American outlaw (1869–1892)

Oliver Yantis, known as Oliver "Ol" Yantis (1869—November 30, 1892) was an American outlaw of the Old West, best known for being a member of the Doolin Dalton Gang.

Yantis was born in Kentucky, and worked as a cotton farmer near what was then Orland, Oklahoma Territory until he met outlaws Bill Doolin and George "Bittercreek" Newcomb. Yantis joined Doolin's gang in 1892, which Doolin had formed and co-led with Bill Dalton. It is believed that he first met Newcomb, who at the time, was involved romantically with Yantis' sister.

Yantis was with the gang when they committed bank robberies in Caney, Indian Territory on October 14, and Spearville, Kansas on November 1, both in 1892. The gang quickly became one of the most pursued gangs in Old West history, with several members having a bounty of $5,000 on them for their capture or death.

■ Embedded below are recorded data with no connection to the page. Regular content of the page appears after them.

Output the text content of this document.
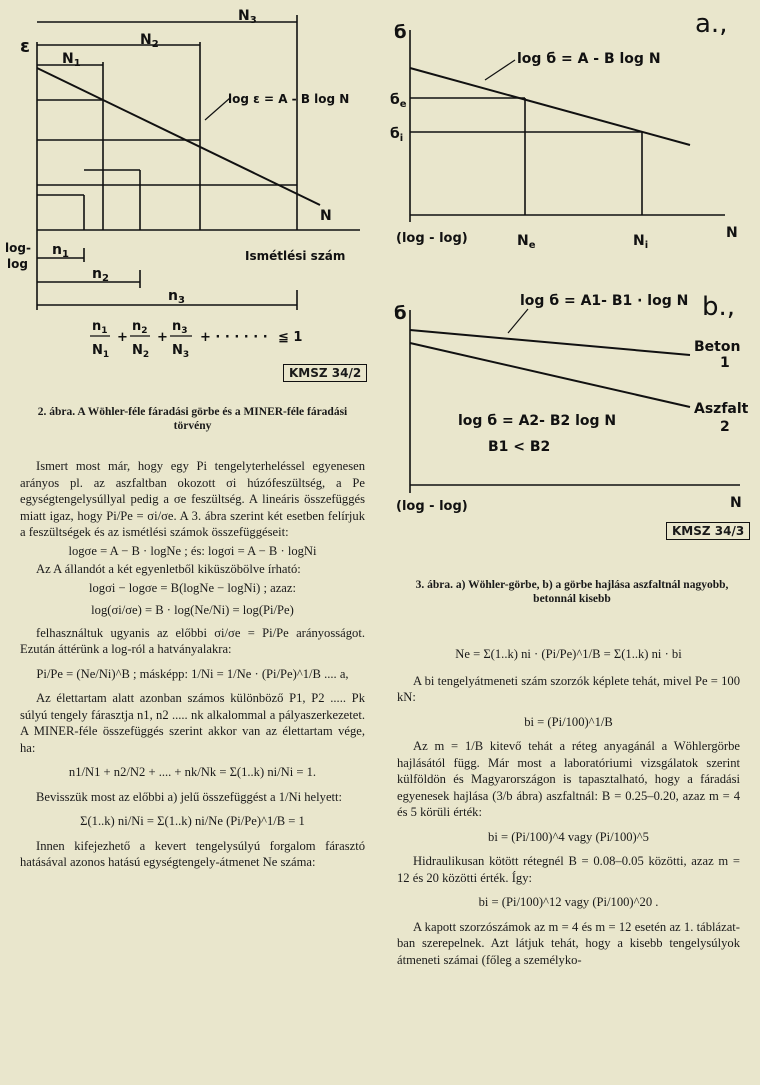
ε
$N_3$
$N_2$
$N_1$
log ε = A - B log N
N
log-
log
Ismétlési szám
$n_1$
$n_2$
$n_3$
$n_1$
$N_1$
+
$n_2$
$N_2$
+
$n_3$
$N_3$
+ · · · · · · ≦ 1
KMSZ 34/2
2. ábra. A Wöhler-féle fáradási görbe és a MINER-féle fáradási törvény
a.,
б
log б = A - B log N
$б_e$
$б_i$
(log - log)	$N_e$	$N_i$
N
b.,
б
log б = A1- B1 · log N
Beton
1
Aszfalt
2
log б = A2- B2 log N
B1 < B2
(log - log)	N
KMSZ 34/3
3. ábra. a) Wöhler-görbe, b) a görbe hajlása aszfaltnál nagyobb, betonnál kisebb

Ismert most már, hogy egy Pi tengelyterheléssel egyenesen arányos pl. az aszfaltban okozott σi húzófeszültség, a Pe egységtengelysúllyal pedig a σe feszültség. A lineáris összefüggés miatt igaz, hogy Pi/Pe = σi/σe. A 3. ábra szerint két esetben felírjuk a feszültségek és az ismétlési számok összefüggéseit:

logσe = A − B · logNe ; és: logσi = A − B · logNi

Az A állandót a két egyenletből kiküszöbölve írható:

logσi − logσe = B(logNe − logNi) ; azaz:
log(σi/σe) = B · log(Ne/Ni) = log(Pi/Pe)

felhasználtuk ugyanis az előbbi σi/σe = Pi/Pe arányosságot. Ezután áttérünk a log-ról a hatványalakra:

Pi/Pe = (Ne/Ni)^B ; másképp: 1/Ni = 1/Ne · (Pi/Pe)^1/B .... a,

Az élettartam alatt azonban számos különböző P1, P2 ..... Pk súlyú tengely fárasztja n1, n2 ..... nk alkalommal a pályaszerkezetet. A MINER-féle összefüggés szerint akkor van az élettartam vége, ha:

n1/N1 + n2/N2 + .... + nk/Nk = Σ(1..k) ni/Ni = 1.

Bevisszük most az előbbi a) jelű összefüggést a 1/Ni helyett:

Σ(1..k) ni/Ni = Σ(1..k) ni/Ne (Pi/Pe)^1/B = 1

Innen kifejezhető a kevert tengelysúlyú forgalom fárasztó hatásával azonos hatású egységtengely-átmenet Ne száma:

Ne = Σ(1..k) ni · (Pi/Pe)^1/B = Σ(1..k) ni · bi

A bi tengelyátmeneti szám szorzók képlete tehát, mivel Pe = 100 kN:

bi = (Pi/100)^1/B

Az m = 1/B kitevő tehát a réteg anyagánál a Wöhlergörbe hajlásától függ. Már most a laboratóriumi vizsgálatok szerint külföldön és Magyarországon is tapasztalható, hogy a fáradási egyenesek hajlása (3/b ábra) aszfaltnál: B = 0.25–0.20, azaz m = 4 és 5 körüli érték:

bi = (Pi/100)^4 vagy (Pi/100)^5

Hidraulikusan kötött rétegnél B = 0.08–0.05 közötti, azaz m = 12 és 20 közötti érték. Így:

bi = (Pi/100)^12 vagy (Pi/100)^20 .

A kapott szorzószámok az m = 4 és m = 12 esetén az 1. táblázat-ban szerepelnek. Azt látjuk tehát, hogy a kisebb tengelysúlyok átmeneti számai (főleg a személyko-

Ford County, Kansas Sheriff Chalkley Beeson and Deputy US Marshal Tom Hueston trailed Yantis to the McGinn farm near Dodge City, but he had already left. On November 29, 1892, they trailed him to his sister's home outside of Orlando. The two lawmen announced themselves and demanded his surrender. Yantis walked out, and as he acted as if he was putting his hands up, he drew a revolver and fired on the officers, who both returned fire, hitting Yantis in the leg and stomach. The lawmen nursed his wounds, and took him to a hotel in Orlando, where he died that next day.

Yantis became the first of the Doolin Dalton gang members to fall, thus he is less known than his fellow gang members. He was buried in Logan County, Oklahoma, in the Roselawn Cemetery. Deputy US Marshal Hueston would later be killed during another shootout with gang members in Ingalls, Oklahoma, in the infamous Battle of Ingalls.